Last Dance — to be released June 17 by ECM Records — was recorded when Haden was still in fine form, culled from leftover tracks of the 2007 sessions that produced the highly regarded Jasmine (rel. 2010). The man who first made impact as a member of Ornette Coleman’s groundbreaking quartet has had several other notable phases: his Liberation Music Orchestra, Quartet West and as part of Jarrett’s so-called “American Quartet” of the ’70s, with Paul Motian and Dewey Redman.



These 2007 duets have no direct precedence, but the two old friends reconnect from those American Quartet days and rediscover that old musical symmetry; both have had more than their share of moments where they tested the limits of jazz, but are traditionalists at their core beings, exhibited through their love of the old standards, a love that shines through in their caress of them.

Much has been written about Jarrett and his spiritual piano, but Haden actually teaches that spirituality is a key component in learning how to play the bass. His is a bass that’s not merely heard, but felt, and the grace and accuracy invested along with that makes him the consummate musician.

Take the ten-minute dispensation of “My Old Flame,” for instance. Haden carries the swing cadence with such precision, there’s not much of a hole left where the drums usually go. When he takes his solo turn, you can barely hear his fingers strike the strings, only notes that sing instead of pulsate.
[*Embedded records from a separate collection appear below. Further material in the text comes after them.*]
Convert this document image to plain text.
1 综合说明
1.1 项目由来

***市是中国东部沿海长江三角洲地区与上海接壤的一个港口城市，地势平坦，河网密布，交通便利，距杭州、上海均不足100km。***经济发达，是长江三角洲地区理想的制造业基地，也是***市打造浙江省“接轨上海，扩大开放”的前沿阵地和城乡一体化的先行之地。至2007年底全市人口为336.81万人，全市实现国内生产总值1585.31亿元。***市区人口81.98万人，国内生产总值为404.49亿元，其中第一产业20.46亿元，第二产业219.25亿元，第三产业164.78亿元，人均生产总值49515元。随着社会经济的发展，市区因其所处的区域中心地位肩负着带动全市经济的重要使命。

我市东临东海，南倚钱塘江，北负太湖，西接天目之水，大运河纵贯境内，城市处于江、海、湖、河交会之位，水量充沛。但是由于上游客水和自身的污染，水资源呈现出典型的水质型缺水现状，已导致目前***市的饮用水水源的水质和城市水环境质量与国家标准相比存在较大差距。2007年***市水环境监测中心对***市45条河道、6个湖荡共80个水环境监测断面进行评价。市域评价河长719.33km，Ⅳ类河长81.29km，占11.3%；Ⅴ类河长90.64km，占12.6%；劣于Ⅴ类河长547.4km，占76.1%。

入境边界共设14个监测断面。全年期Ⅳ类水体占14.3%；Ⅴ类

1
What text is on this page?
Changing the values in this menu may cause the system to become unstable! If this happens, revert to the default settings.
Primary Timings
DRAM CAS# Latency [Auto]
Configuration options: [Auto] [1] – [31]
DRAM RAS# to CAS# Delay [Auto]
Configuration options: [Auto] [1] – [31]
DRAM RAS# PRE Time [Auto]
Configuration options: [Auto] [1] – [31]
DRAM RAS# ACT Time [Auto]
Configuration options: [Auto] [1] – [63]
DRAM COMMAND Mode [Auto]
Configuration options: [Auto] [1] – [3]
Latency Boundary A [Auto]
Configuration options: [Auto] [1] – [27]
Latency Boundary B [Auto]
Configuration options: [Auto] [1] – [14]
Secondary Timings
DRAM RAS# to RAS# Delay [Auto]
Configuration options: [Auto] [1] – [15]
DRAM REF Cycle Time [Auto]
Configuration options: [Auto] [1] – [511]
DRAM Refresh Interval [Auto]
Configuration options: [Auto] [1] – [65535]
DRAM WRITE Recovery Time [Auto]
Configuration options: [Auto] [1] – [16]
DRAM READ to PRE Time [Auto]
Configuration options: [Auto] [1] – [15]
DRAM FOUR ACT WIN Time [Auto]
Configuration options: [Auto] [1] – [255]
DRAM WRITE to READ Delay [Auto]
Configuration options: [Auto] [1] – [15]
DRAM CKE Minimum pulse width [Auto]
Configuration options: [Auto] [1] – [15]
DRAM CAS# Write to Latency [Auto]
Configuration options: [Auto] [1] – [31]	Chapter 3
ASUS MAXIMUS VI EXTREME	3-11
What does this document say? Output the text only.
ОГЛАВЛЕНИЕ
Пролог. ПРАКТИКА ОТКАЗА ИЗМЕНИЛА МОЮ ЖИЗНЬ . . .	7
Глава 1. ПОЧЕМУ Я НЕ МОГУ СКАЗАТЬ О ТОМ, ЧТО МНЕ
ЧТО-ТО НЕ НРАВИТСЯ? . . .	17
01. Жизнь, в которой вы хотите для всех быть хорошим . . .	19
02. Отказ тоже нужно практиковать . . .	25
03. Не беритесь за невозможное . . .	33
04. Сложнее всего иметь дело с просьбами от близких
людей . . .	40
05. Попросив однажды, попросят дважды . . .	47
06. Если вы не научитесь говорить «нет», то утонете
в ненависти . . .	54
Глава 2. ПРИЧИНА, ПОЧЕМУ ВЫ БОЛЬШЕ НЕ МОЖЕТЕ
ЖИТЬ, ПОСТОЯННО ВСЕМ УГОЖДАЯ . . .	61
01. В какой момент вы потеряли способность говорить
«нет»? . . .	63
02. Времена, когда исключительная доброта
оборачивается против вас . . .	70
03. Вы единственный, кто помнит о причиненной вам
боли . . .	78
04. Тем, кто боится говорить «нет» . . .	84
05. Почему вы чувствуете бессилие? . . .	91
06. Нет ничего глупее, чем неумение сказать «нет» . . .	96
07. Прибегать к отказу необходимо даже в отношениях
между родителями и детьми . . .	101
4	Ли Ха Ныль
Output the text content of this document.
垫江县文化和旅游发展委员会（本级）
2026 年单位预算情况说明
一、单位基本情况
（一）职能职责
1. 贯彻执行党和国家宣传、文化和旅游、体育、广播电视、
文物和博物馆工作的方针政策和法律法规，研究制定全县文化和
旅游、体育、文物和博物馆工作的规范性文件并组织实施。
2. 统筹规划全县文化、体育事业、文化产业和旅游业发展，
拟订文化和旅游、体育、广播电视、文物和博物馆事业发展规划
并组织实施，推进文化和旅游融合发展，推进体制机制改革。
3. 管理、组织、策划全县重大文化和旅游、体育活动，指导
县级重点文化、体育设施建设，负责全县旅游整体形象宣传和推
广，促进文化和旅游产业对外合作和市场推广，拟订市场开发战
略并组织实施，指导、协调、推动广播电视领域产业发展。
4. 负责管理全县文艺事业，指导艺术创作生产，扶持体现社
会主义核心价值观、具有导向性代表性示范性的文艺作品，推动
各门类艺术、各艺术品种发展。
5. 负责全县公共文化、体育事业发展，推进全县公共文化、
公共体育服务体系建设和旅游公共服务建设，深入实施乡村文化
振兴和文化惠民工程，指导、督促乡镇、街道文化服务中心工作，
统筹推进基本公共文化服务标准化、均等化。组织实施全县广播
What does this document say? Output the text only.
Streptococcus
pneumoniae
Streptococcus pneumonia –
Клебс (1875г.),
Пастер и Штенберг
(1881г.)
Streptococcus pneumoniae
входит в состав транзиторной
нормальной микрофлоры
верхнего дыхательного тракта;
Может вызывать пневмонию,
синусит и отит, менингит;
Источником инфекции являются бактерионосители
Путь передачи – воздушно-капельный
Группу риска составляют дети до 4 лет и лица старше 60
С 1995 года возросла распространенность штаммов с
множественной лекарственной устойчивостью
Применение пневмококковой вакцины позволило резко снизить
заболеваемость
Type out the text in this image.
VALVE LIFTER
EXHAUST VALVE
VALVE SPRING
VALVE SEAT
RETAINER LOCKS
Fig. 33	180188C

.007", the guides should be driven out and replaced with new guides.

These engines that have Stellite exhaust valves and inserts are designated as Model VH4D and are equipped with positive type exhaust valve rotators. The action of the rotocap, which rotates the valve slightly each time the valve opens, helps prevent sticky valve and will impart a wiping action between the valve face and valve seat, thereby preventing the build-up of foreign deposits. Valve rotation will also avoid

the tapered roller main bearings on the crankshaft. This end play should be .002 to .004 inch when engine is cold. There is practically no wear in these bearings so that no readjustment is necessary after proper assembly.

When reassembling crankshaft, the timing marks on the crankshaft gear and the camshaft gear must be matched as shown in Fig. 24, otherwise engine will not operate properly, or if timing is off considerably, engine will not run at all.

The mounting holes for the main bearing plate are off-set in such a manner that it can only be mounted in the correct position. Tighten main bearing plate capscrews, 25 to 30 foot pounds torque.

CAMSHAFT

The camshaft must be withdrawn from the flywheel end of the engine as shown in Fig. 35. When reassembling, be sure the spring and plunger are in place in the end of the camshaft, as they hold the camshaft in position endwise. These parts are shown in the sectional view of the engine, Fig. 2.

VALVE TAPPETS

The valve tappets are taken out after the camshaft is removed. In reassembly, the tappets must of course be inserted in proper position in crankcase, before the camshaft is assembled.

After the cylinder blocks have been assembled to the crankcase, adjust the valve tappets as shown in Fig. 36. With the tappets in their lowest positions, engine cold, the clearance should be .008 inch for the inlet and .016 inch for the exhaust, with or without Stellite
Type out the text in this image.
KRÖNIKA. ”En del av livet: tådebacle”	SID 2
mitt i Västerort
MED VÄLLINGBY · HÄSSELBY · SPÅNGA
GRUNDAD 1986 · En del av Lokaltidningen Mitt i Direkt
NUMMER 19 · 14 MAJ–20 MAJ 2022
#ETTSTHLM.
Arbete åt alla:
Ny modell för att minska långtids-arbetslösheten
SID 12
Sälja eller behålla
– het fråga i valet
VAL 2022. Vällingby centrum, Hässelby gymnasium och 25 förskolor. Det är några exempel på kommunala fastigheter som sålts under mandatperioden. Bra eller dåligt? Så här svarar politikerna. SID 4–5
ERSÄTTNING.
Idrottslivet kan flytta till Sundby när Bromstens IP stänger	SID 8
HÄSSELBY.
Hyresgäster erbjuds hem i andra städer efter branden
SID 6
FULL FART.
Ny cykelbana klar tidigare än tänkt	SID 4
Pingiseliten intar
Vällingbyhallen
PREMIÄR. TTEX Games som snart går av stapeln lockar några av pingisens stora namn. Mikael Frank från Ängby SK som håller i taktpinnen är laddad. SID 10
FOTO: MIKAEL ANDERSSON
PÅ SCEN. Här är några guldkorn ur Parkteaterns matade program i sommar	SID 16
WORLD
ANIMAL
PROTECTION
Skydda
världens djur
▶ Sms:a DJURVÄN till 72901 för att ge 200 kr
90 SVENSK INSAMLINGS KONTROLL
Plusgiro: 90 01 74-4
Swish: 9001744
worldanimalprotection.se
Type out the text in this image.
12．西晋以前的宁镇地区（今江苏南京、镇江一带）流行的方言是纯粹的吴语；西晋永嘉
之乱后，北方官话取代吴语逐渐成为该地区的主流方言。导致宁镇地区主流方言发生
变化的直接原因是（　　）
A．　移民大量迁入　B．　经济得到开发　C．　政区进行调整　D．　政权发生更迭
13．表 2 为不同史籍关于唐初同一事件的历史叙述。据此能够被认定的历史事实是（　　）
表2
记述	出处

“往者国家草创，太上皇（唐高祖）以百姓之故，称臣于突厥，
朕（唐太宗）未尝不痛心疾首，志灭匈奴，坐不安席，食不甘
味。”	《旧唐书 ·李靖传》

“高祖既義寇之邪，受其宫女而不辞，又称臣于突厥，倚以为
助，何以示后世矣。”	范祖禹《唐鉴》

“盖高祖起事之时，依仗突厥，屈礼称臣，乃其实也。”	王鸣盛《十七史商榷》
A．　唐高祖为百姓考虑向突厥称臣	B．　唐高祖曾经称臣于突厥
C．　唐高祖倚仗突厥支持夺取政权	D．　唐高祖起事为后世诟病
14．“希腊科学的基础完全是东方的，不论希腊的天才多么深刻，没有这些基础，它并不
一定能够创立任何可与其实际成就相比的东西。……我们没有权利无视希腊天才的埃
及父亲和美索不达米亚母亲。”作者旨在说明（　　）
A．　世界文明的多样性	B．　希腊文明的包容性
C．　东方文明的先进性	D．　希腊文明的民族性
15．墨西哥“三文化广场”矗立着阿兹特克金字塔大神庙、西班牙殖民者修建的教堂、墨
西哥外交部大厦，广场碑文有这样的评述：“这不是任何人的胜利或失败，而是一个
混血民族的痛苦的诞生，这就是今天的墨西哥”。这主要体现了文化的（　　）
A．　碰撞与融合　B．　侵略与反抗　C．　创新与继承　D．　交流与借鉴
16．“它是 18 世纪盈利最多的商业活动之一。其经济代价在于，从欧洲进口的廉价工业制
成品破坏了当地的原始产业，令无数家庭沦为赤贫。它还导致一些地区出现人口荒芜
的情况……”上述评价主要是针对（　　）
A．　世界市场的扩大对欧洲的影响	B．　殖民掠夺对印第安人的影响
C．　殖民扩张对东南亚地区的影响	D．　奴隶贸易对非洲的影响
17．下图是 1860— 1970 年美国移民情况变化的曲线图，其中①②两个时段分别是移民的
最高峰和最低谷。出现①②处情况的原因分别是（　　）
Jarrett, naturally, is no mere bystander, and he puts in an accomplished take on “‘Round Midnight” that bounces along at a tempo a little bit snappier than the usual one for this song. However, Haden’s elegant aside remains the apex of the performance. Bebop is the name of the game for Bud Powell’s “Dance of the Infidels,” where Jarrett follows Haden’s easygoing jaunt with a quick, blazing run or two.

A couple of cuts here are alternate takes of songs that were selected for Jasmine: the reflective “Where Can I Go Without You” and the sullen “Goodbye.” What these tracks impart to us in their spotless execution is that even their second-best is better than most others’ lifetime bests.

Whether this is truly the “last dance” for one of these musicians is ultimately irrelevant when considering his vast, beautiful body of work. The importance of Last Dance, like its companion release Jasmine, is that we have a souvenir of a meeting between two old, masterly friends at a point in time when both are still running at peak capacity.